Mushroom rings May 5, 2006Posted by Michael McVey in Online Tools.
When I used to live in a place with thick lawns to mow, one of the things that surprised me was the occasional sudden appearance of rings of mushrooms in the dewy morning grass. They had not been there the day before and their perfect circular appearance was a great treat for the eye. Then I mowed them down.
As I walk about the computer lab, marveling at the way students had pushed the computers askew, streaked the screens with marks of fingers, and caused the general migration of yellow chairs from one part of the lab to the other, I encounter my own version of mushroom rings. Despite my admonitions, I see the green Limewire icon on the desktop. I find Yahoo Messenger and Yahoo toolbars. I see news and strange desktop images and strange new clusters of icons from recently installed programs.
Some experts in the field would have already urged me to lock the machines down but since this is a college of education and I want students to get to learn how a computer works, I made the decision to tolerate occasional infractions of lab policy and simply took a few seconds to remove the offending software. We finally have a solution that is affordable and manageable.
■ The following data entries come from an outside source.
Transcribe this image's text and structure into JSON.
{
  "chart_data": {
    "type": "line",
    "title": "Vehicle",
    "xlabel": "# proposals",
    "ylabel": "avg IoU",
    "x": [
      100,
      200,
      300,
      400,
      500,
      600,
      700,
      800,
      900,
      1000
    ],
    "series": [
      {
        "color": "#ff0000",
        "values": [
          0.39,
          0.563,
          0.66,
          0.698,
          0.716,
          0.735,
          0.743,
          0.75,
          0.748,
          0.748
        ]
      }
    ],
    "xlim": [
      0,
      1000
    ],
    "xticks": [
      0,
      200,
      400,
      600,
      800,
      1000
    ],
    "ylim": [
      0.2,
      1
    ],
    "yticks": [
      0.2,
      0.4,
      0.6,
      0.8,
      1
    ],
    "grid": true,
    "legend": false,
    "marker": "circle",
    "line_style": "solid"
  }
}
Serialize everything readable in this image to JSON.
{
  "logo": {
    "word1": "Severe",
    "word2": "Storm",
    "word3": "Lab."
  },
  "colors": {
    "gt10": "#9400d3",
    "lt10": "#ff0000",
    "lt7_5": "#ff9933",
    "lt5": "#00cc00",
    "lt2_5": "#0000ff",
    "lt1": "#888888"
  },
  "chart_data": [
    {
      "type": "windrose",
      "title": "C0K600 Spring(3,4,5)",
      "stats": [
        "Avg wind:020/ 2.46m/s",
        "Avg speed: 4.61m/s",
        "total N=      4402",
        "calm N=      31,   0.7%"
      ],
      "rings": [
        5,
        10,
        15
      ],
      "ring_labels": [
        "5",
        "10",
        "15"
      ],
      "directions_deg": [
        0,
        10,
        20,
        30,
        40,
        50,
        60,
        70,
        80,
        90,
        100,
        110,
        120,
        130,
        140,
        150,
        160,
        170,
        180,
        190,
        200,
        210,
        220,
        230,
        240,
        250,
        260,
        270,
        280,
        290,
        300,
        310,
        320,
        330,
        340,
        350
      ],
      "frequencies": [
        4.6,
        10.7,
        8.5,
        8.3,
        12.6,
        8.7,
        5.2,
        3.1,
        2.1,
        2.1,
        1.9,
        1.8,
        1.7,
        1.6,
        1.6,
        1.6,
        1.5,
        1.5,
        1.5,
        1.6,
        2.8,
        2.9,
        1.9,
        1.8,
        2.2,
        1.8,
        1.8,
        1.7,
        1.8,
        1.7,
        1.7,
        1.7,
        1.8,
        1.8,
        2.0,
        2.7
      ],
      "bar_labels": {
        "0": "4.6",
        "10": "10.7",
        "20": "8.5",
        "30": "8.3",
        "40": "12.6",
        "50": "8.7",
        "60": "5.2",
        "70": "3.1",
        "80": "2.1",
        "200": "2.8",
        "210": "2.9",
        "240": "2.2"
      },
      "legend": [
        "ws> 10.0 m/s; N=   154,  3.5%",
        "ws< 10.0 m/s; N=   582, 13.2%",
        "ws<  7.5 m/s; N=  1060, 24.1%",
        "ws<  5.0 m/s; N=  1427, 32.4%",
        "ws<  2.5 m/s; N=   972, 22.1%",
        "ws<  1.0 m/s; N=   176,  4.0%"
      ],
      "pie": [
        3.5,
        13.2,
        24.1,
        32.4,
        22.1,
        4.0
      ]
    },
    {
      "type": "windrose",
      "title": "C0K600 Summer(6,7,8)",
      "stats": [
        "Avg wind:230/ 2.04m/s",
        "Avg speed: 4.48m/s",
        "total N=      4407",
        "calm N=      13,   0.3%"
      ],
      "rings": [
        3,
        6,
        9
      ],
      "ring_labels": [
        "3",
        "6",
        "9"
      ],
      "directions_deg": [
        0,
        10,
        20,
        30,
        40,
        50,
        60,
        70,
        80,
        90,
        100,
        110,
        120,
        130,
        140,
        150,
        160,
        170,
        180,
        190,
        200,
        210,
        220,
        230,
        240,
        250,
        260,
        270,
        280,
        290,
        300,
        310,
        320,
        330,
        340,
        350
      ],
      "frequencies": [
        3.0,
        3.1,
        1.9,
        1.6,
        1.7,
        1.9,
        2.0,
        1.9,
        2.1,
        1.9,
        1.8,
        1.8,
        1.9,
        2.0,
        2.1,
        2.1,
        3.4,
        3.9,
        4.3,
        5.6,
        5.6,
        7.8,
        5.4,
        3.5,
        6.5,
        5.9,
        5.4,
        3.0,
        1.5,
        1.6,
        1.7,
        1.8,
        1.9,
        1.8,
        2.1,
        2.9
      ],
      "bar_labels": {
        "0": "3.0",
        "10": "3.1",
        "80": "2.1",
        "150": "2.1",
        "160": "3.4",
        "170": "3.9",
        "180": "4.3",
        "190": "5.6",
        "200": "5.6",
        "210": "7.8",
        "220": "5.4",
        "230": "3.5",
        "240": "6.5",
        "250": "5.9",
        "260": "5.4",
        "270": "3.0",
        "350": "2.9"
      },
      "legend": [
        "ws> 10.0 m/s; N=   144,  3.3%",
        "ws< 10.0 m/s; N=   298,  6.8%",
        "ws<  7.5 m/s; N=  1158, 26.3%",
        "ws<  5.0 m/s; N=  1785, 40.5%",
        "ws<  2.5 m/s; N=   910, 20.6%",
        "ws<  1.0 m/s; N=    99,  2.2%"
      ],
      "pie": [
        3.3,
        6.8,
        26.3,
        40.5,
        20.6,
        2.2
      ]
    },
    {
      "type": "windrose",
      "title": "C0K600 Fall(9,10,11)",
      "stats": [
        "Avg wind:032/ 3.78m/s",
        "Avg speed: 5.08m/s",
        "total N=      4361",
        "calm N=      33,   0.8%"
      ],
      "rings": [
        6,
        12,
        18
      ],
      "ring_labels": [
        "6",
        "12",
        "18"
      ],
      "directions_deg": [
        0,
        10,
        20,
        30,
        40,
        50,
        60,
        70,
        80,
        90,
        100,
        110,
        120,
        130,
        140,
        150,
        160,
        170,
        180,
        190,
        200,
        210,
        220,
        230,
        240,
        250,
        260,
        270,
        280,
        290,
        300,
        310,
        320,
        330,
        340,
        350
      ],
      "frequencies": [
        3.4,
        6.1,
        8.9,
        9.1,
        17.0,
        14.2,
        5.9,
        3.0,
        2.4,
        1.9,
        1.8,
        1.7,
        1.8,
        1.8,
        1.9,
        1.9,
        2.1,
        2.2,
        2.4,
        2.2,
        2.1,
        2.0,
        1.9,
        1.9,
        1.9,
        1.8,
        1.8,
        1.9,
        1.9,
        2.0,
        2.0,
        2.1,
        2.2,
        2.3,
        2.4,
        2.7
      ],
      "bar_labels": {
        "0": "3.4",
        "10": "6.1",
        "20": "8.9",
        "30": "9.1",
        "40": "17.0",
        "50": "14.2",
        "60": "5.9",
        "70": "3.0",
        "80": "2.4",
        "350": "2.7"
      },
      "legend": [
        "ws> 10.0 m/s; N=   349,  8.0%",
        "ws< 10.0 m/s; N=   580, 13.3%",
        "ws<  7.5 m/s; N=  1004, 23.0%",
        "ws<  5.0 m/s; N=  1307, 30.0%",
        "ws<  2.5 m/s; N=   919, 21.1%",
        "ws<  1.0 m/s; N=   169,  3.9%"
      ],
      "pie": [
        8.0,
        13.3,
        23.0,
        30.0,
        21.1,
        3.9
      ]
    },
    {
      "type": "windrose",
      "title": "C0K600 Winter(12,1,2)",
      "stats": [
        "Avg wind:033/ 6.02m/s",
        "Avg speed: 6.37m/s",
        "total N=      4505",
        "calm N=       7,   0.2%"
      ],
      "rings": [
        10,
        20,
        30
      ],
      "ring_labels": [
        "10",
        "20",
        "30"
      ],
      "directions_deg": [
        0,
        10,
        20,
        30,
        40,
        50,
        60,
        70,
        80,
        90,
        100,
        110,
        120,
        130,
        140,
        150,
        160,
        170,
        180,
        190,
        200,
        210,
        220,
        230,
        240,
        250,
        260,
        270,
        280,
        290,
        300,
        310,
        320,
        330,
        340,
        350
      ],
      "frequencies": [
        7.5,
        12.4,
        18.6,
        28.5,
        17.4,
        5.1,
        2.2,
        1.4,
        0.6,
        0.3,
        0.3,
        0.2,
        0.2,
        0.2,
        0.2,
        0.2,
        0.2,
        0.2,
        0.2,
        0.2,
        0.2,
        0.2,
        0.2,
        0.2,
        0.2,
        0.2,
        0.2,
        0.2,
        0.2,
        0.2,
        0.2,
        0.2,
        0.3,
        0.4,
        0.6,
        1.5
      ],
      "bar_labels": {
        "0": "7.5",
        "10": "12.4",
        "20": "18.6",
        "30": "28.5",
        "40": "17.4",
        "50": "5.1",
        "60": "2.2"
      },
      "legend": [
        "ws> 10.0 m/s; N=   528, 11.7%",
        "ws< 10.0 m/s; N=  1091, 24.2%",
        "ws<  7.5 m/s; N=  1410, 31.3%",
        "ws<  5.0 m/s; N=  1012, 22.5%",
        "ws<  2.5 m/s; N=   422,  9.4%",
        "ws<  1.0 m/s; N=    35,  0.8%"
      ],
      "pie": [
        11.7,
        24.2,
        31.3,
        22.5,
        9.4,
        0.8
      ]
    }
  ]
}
Next week we will purchase Deep Freeze. This software solution is akin to putting on rubber gloves, messing around with all sorts of gore, dirt, and paint, then stripping off the gloves. This software effectively “freezes” the set up of the computer so you can add programs, move icons, change data, reset the machine any way you wish. When you re-boot the computer, everything is set back to the way it was.
Of course, there are ways to add updates for the operating system and the anti-virus. If some one in the lab were to bring in a virus or download some nasty software that would disrupt the desktop, a simple re-boot will bring everything back to the way it had been. I visited a lab on campus that was using the same system and it had totally changed the way she maintained her lab.